As Harriet Harman admitted at last week’s Prime Minister’s Question Time, the Government has yet to implement its own £10 billion guarantee scheme for bank loans to help firms stay afloat in the downturn.

As a result, another million jobs are at risk as banks continue to tighten their belts.

What on earth is this Government playing at?

If it is so simple to release billions of taxpayers’ funds to support banks, as they have done with regularity since last year, why is it taking so long to get vital funding to businesses?

With every day of ministerial inaction that passes, well paid jobs are being lost and the UK economy slides further into recession.
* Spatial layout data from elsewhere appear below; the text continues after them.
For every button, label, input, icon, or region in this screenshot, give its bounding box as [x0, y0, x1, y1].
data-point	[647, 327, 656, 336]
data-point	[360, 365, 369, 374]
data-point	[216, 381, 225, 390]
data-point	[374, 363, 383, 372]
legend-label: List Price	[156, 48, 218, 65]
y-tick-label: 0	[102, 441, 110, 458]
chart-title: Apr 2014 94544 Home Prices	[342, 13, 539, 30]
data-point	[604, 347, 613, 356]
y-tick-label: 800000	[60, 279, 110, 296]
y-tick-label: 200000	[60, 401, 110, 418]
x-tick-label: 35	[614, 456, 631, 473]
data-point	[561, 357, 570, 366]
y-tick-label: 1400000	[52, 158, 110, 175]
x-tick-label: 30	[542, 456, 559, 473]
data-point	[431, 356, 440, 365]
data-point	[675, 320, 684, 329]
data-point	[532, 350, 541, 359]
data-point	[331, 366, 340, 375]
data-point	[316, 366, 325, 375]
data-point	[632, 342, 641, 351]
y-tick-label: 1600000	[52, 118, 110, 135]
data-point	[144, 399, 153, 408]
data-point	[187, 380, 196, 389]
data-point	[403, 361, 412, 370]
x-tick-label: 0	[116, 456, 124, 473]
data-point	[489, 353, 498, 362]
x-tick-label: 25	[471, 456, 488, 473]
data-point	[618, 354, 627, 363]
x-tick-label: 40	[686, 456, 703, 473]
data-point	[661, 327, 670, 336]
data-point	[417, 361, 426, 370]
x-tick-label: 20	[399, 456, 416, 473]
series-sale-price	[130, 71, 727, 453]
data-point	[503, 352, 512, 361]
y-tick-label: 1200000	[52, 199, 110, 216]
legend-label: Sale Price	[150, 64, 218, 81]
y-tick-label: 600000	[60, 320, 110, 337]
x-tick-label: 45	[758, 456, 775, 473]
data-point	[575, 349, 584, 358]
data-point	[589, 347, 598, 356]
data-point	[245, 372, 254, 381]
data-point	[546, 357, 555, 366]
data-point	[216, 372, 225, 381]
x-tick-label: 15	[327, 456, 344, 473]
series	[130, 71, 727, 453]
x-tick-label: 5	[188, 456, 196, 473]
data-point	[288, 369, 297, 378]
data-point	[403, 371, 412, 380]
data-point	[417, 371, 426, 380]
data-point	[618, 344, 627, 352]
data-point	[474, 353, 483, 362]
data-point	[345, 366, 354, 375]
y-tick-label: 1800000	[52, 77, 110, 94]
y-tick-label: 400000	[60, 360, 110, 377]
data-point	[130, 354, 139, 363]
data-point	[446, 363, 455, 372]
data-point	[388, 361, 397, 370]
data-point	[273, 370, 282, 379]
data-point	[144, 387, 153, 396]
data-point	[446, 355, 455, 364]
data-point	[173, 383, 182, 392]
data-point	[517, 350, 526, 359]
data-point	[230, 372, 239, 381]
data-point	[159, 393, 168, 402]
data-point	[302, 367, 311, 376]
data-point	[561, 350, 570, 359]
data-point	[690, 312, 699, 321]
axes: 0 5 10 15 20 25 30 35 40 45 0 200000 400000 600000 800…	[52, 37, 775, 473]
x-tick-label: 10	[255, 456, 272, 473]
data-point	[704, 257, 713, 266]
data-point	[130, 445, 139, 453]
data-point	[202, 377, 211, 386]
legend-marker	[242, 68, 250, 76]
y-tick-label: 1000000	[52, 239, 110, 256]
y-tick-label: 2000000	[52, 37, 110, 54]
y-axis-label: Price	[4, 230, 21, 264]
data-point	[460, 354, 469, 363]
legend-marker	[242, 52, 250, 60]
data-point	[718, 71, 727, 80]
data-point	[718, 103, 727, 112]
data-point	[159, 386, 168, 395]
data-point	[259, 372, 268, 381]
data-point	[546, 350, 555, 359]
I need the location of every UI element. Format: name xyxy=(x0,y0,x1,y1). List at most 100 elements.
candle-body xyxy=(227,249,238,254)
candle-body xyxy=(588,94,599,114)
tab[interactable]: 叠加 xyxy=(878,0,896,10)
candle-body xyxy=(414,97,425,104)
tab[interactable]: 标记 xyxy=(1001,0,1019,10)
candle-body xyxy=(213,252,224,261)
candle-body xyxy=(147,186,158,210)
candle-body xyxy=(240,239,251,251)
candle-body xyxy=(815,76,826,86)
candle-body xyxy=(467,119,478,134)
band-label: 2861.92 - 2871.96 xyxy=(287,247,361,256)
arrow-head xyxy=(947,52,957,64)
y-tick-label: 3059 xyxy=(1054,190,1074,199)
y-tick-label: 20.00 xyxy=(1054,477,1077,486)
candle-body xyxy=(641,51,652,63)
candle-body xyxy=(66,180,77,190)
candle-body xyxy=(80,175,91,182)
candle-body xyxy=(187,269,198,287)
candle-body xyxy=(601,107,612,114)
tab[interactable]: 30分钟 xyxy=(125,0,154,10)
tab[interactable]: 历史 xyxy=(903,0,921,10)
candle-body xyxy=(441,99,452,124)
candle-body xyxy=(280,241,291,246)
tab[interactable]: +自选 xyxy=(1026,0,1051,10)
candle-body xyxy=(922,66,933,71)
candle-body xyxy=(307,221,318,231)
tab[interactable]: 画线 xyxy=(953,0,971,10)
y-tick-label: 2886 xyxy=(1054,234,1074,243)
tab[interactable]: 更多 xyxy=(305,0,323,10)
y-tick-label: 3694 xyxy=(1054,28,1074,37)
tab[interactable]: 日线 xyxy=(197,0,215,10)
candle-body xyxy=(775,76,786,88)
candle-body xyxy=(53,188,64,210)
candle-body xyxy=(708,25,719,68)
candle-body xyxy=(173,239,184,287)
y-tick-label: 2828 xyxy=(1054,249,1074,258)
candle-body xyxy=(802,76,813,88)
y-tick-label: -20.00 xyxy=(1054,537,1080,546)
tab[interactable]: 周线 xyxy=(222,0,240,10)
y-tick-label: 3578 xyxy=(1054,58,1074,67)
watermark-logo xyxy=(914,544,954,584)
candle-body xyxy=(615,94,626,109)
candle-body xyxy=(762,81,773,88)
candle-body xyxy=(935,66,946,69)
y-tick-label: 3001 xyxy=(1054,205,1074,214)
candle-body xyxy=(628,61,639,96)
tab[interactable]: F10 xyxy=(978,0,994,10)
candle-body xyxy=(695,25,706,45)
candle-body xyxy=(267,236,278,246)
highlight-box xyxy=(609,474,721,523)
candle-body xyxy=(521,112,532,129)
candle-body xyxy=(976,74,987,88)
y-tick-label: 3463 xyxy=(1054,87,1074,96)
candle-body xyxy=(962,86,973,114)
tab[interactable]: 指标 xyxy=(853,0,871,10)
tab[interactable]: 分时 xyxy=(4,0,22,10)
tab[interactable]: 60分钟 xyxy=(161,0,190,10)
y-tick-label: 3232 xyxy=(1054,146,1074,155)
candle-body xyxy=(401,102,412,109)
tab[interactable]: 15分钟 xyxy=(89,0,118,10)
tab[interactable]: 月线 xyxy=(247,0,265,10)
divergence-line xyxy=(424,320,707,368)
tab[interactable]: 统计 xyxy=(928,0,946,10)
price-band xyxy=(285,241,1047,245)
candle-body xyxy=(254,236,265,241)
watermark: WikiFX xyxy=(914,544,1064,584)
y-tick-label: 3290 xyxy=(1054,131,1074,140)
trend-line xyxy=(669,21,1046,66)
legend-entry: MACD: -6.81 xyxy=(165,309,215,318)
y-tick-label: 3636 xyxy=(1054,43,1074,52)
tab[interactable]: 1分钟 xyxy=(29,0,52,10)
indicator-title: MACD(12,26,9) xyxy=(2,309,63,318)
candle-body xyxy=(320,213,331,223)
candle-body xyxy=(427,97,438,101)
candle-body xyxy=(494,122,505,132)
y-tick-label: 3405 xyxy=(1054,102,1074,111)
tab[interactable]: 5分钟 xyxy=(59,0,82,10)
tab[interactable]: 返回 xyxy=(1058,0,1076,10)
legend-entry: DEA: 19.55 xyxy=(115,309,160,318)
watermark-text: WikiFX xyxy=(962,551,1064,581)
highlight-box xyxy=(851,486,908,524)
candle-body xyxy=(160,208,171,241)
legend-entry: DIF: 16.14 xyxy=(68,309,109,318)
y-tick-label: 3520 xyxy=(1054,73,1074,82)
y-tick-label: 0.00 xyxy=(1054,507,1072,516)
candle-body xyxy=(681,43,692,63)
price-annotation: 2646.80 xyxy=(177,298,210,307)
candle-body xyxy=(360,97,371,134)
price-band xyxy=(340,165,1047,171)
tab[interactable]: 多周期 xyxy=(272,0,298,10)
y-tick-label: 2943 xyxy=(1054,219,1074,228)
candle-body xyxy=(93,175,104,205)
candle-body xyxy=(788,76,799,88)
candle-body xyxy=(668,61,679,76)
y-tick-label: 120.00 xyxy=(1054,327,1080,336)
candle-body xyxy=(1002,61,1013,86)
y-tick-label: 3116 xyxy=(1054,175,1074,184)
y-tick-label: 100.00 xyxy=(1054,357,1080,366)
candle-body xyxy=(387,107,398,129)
With every round of redundancies, thousands of families are being plunged into financial difficulties.

Instead of a sense of urgency over the state of the economy, we have the spectacle of a Government ready to introduce emergency laws to strip one banker of his pension and yet through an ineffectual and invisible civil service, continues to prevaricate on making money available to save tens of thousands of businesses.

That is completely unacceptable and our political masters need to wake up to the fact that dealing with the recession is not about saving their jobs but about saving the jobs of the British workforce.

It is easy to talk about global problems and get standing ovations from the US Congress but the primary focus should be on putting our own solutions into place now to support the UK economy.

If we are to stave off depression, then the business sector needs immediate support to ensure that money is released from those banks that have received billions of pounds from the UK taxpayer.

That is what will help to save the UK economy, not hypocritical handwringing by politicians over the greed of individual bankers.